THE SPIDER MAN: MARK COLLINS
Home Water: Weiss Lake, Alabama Years Guiding: 23 Contact: markcollinsguideservice.com
➞ The Location The funny thing about the fall crappie transition on Weiss Lake—which is widely considered to be the “Crappie Capital of the World”—is that according to Collins, there’s no transition at all. “There are a lot of river channels in Weiss with 10 to 20 feet of depth,” he says. “Those channel edges are loaded with stumps and rows of brush from flooded farm fields, and that’s where you’ll find big fish all year except during the spring spawn.” What does change in November, however, is the crappies’ level of aggression. Sixty degrees is the magic water temperature that Collins says turns Weiss’s crappies from summer sluggish to fall ferocious.
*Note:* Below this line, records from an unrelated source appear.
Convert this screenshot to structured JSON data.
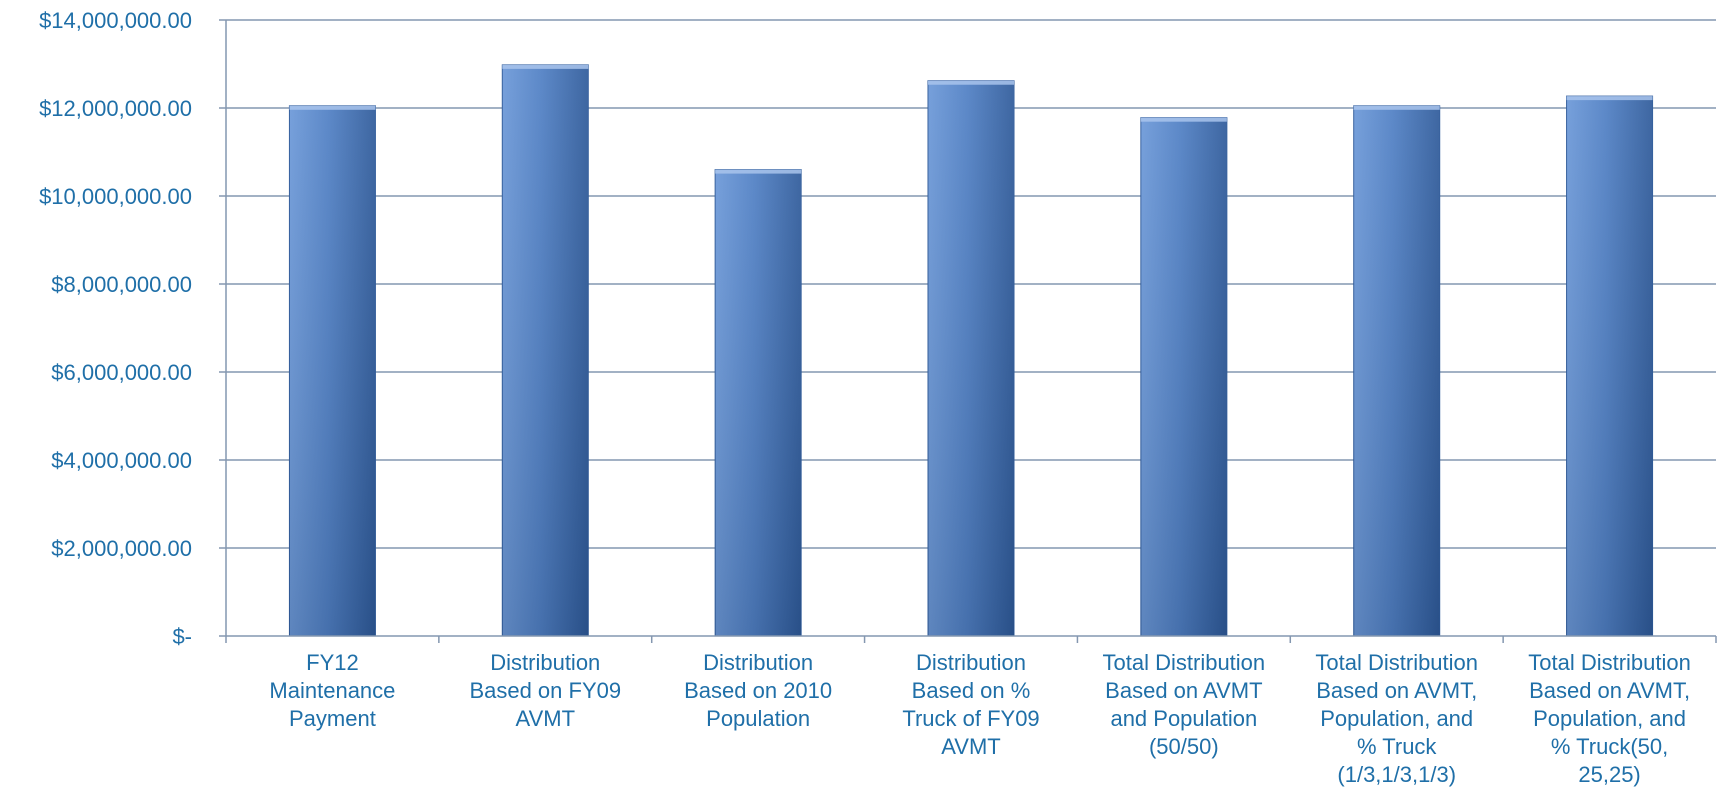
{
  "chart_data": {
    "type": "bar",
    "title": "",
    "xlabel": "",
    "ylabel": "",
    "categories": [
      [
        "FY12",
        "Maintenance",
        "Payment"
      ],
      [
        "Distribution",
        "Based on FY09",
        "AVMT"
      ],
      [
        "Distribution",
        "Based on 2010",
        "Population"
      ],
      [
        "Distribution",
        "Based on %",
        "Truck of FY09",
        "AVMT"
      ],
      [
        "Total Distribution",
        "Based on AVMT",
        "and Population",
        "(50/50)"
      ],
      [
        "Total Distribution",
        "Based on AVMT,",
        "Population, and",
        "% Truck",
        "(1/3,1/3,1/3)"
      ],
      [
        "Total Distribution",
        "Based on AVMT,",
        "Population, and",
        "% Truck(50,",
        "25,25)"
      ]
    ],
    "values": [
      12050000,
      12980000,
      10600000,
      12620000,
      11780000,
      12050000,
      12270000
    ],
    "ylim": [
      0,
      14000000
    ],
    "y_ticks": [
      {
        "value": 0,
        "label": "$-"
      },
      {
        "value": 2000000,
        "label": "$2,000,000.00"
      },
      {
        "value": 4000000,
        "label": "$4,000,000.00"
      },
      {
        "value": 6000000,
        "label": "$6,000,000.00"
      },
      {
        "value": 8000000,
        "label": "$8,000,000.00"
      },
      {
        "value": 10000000,
        "label": "$10,000,000.00"
      },
      {
        "value": 12000000,
        "label": "$12,000,000.00"
      },
      {
        "value": 14000000,
        "label": "$14,000,000.00"
      }
    ],
    "grid": true,
    "legend": "none",
    "colors": {
      "bar_light": "#6b98d8",
      "bar_mid": "#4f7fc4",
      "bar_dark": "#2e5a9a",
      "grid": "#8497b0",
      "text": "#1f6fa8"
    }
  }
}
➞ The Method Collins leans on spider rigging to keep his clients on slabs in fall. With a spread of six to eight 10-foot spinning outfits fanned out in horizontal holders across the bow, he can keep live baits suspended at varying depths. Using his trolling motor, Collins works down a line of stumps he finds with his sonar until rods start bending, making sure to troll slow enough that the lines stay vertical. When bites come, he’ll throw a buoy marker so he can keep the boat in place with the trolling motor without having to constantly look at his GPS. “With big live baits, crappies don’t often hang on very long,” Collins says. “That’s why you have to pay very close attention while spider rigging. People lose a lot of big fish because they’re watching the birds or looking off at the sky.”
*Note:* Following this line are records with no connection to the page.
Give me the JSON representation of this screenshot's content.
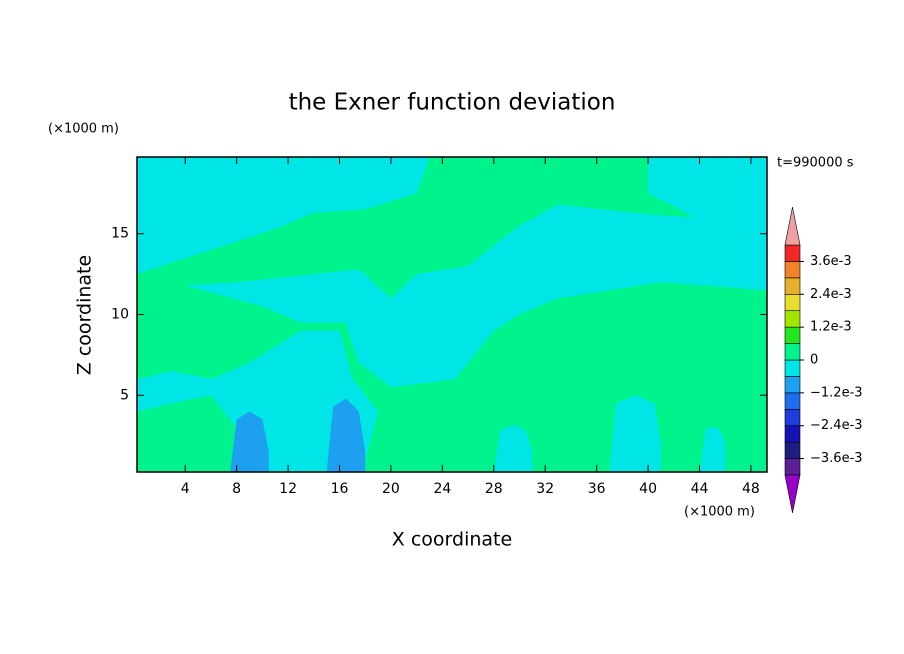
{
  "chart_data": {
    "type": "contour",
    "title": "the Exner function deviation",
    "x_label": "X coordinate",
    "y_label": "Z coordinate",
    "x_unit": "(×1000 m)",
    "y_unit": "(×1000 m)",
    "time_label": "t=990000 s",
    "xlim": [
      0.25,
      49.25
    ],
    "ylim": [
      0.25,
      19.75
    ],
    "xticks": [
      4,
      8,
      12,
      16,
      20,
      24,
      28,
      32,
      36,
      40,
      44,
      48
    ],
    "yticks": [
      5,
      10,
      15
    ],
    "base_value": 0.0003,
    "regions": [
      {
        "value": -0.0003,
        "x": [
          0.25,
          23,
          22,
          18,
          14,
          11,
          8,
          4,
          0.25
        ],
        "z": [
          19.75,
          19.75,
          17.5,
          16.5,
          16.3,
          15.3,
          14.5,
          13.5,
          12.5
        ]
      },
      {
        "value": -0.0003,
        "x": [
          4,
          10,
          13,
          16.5,
          17.5,
          20,
          25,
          28,
          30,
          33,
          37,
          41,
          49.25,
          49.25,
          44,
          40,
          33,
          30,
          26,
          22,
          20,
          17.5,
          14,
          8
        ],
        "z": [
          11.8,
          10.5,
          9.5,
          9.5,
          7,
          5.5,
          6,
          9,
          10,
          11,
          11.5,
          12,
          11.5,
          16,
          16,
          16.2,
          16.8,
          15.5,
          13,
          12.5,
          11,
          12.8,
          12.5,
          12
        ]
      },
      {
        "value": -0.0003,
        "x": [
          40,
          49.25,
          49.25,
          44,
          42,
          40
        ],
        "z": [
          19.75,
          19.75,
          15,
          15.8,
          16.7,
          17.5
        ]
      },
      {
        "value": -0.0003,
        "x": [
          0.25,
          3,
          6,
          9,
          13,
          16,
          17,
          19,
          18,
          16,
          10,
          8,
          6,
          3,
          0.25
        ],
        "z": [
          6,
          6.5,
          6,
          7,
          9,
          9,
          6,
          4,
          1,
          0.25,
          0.25,
          3,
          5,
          4.5,
          4
        ]
      },
      {
        "value": -0.0003,
        "x": [
          28,
          28.5,
          29.5,
          30.5,
          31,
          31
        ],
        "z": [
          0.25,
          2.8,
          3.2,
          2.8,
          1.5,
          0.25
        ]
      },
      {
        "value": -0.0003,
        "x": [
          37,
          37.5,
          39,
          40.5,
          41,
          41
        ],
        "z": [
          0.25,
          4.5,
          5,
          4.5,
          2,
          0.25
        ]
      },
      {
        "value": -0.0003,
        "x": [
          44,
          44.5,
          45.5,
          46,
          46
        ],
        "z": [
          0.25,
          3,
          3,
          2,
          0.25
        ]
      },
      {
        "value": -0.0009,
        "x": [
          7.5,
          8,
          9,
          10,
          10.5,
          10.5
        ],
        "z": [
          0.25,
          3.5,
          4,
          3.5,
          1.5,
          0.25
        ]
      },
      {
        "value": -0.0009,
        "x": [
          15,
          15.5,
          16.5,
          17.5,
          18,
          18
        ],
        "z": [
          0.25,
          4.3,
          4.8,
          4,
          1.5,
          0.25
        ]
      }
    ],
    "colorbar": {
      "levels": [
        -0.0042,
        -0.0036,
        -0.003,
        -0.0024,
        -0.0018,
        -0.0012,
        -0.0006,
        0,
        0.0006,
        0.0012,
        0.0018,
        0.0024,
        0.003,
        0.0036,
        0.0042
      ],
      "colors": [
        "#5a1e96",
        "#1e1e82",
        "#1414b4",
        "#1e3cdc",
        "#1e6ef0",
        "#1ea0f0",
        "#00e6e6",
        "#00f28c",
        "#22e61e",
        "#a0e600",
        "#e6dc32",
        "#e6af2d",
        "#f08228",
        "#f02828"
      ],
      "under_color": "#9600c8",
      "over_color": "#f0a0a0",
      "ticks": [
        {
          "value": 0.0036,
          "label": "3.6e-3"
        },
        {
          "value": 0.0024,
          "label": "2.4e-3"
        },
        {
          "value": 0.0012,
          "label": "1.2e-3"
        },
        0,
        {
          "value": -0.0012,
          "label": "−1.2e-3"
        },
        {
          "value": -0.0024,
          "label": "−2.4e-3"
        },
        {
          "value": -0.0036,
          "label": "−3.6e-3"
        }
      ]
    }
  }
}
➞ The Rig Fathead minnows—locally known as tuffies—are easy to find in tackle shops around Weiss year-round, which is why many locals use them. Collins, however, prefers large shiners. Their wide profiles and shiny scales give off more reflection as they twitch and squirm on the hook. Collins likens a spider rig to a bass drop-shot rig. An egg sinker is tied to the bottom of a 15-pound fluorocarbon leader to keep the baits vertical. These can range from 1⁄4 to 1 ounce depending on depth, wind, and current. Two feet up from the weight, a 10-inch dropper leader keeps the shiner perpendicular to the main leader. Collins likes to pin his shiners through the lips on a No. 1 long-shank Aberdeen hook.
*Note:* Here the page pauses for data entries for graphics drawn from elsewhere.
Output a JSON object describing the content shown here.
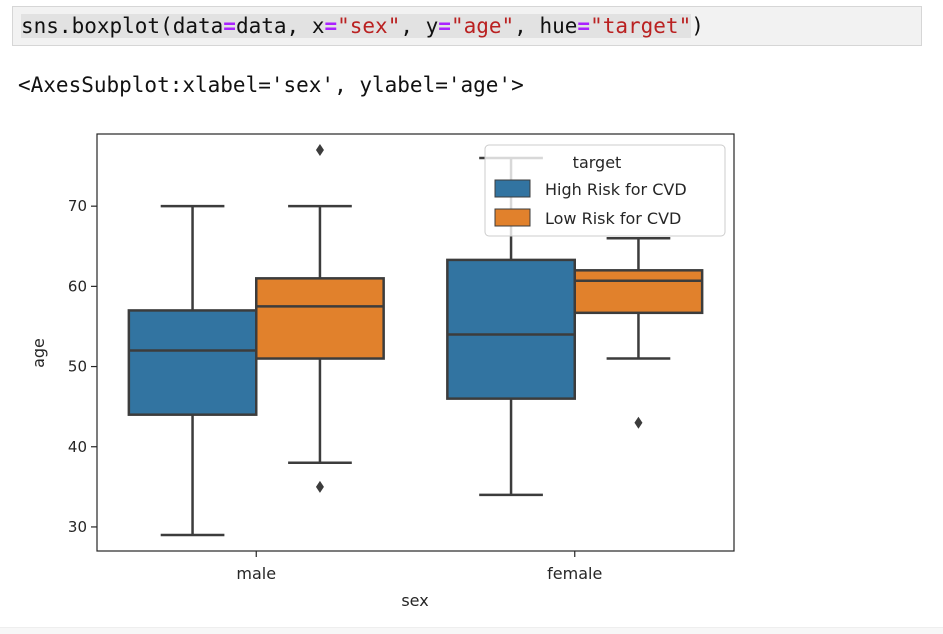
{
  "code_cell": {
    "fn": "sns.boxplot(",
    "k_data": "data",
    "eq": "=",
    "v_data": "data, ",
    "k_x": "x",
    "v_x": "\"sex\"",
    "sep": ", ",
    "k_y": "y",
    "v_y": "\"age\"",
    "k_hue": "hue",
    "v_hue": "\"target\"",
    "close": ")"
  },
  "output_text": "<AxesSubplot:xlabel='sex', ylabel='age'>",
  "chart_data": {
    "type": "box",
    "xlabel": "sex",
    "ylabel": "age",
    "categories": [
      "male",
      "female"
    ],
    "ylim": [
      27,
      79
    ],
    "yticks": [
      30,
      40,
      50,
      60,
      70
    ],
    "legend": {
      "title": "target",
      "placement": "top-right"
    },
    "series": [
      {
        "name": "High Risk for CVD",
        "color": "#3274a1",
        "boxes": [
          {
            "whislo": 29,
            "q1": 44,
            "med": 52,
            "q3": 57,
            "whishi": 70,
            "fliers": []
          },
          {
            "whislo": 34,
            "q1": 46,
            "med": 54,
            "q3": 63.3,
            "whishi": 76,
            "fliers": []
          }
        ]
      },
      {
        "name": "Low Risk for CVD",
        "color": "#e1812c",
        "boxes": [
          {
            "whislo": 38,
            "q1": 51,
            "med": 57.5,
            "q3": 61,
            "whishi": 70,
            "fliers": [
              35,
              77
            ]
          },
          {
            "whislo": 51,
            "q1": 56.7,
            "med": 60.7,
            "q3": 62,
            "whishi": 66,
            "fliers": [
              43
            ]
          }
        ]
      }
    ]
  }
}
PRO TIP: A Little Dab Will Hook You
Want to stay in the action longer during a mad-dog fall crappie feeding frenzy? According to Rend Lake guide Greg Campbell, a dab of superglue is all it takes. When the bite is on fire, Campbell says, the average soft-plastic jig is good for 10 to 12 fish before it starts sliding down the neck of the jighead and gets chewed beyond repair. He takes the time to squeeze a little glue on his jighead neck before rigging. “People worry that the harsh smell of the glue will stop crappies from hitting it, but it doesn’t seem to bother them at all,” Campbell says. “I’ll get 50 fish on one jig before I need to replace it. I’ve even had one jig body last through two trips because of the glue.” —J.C.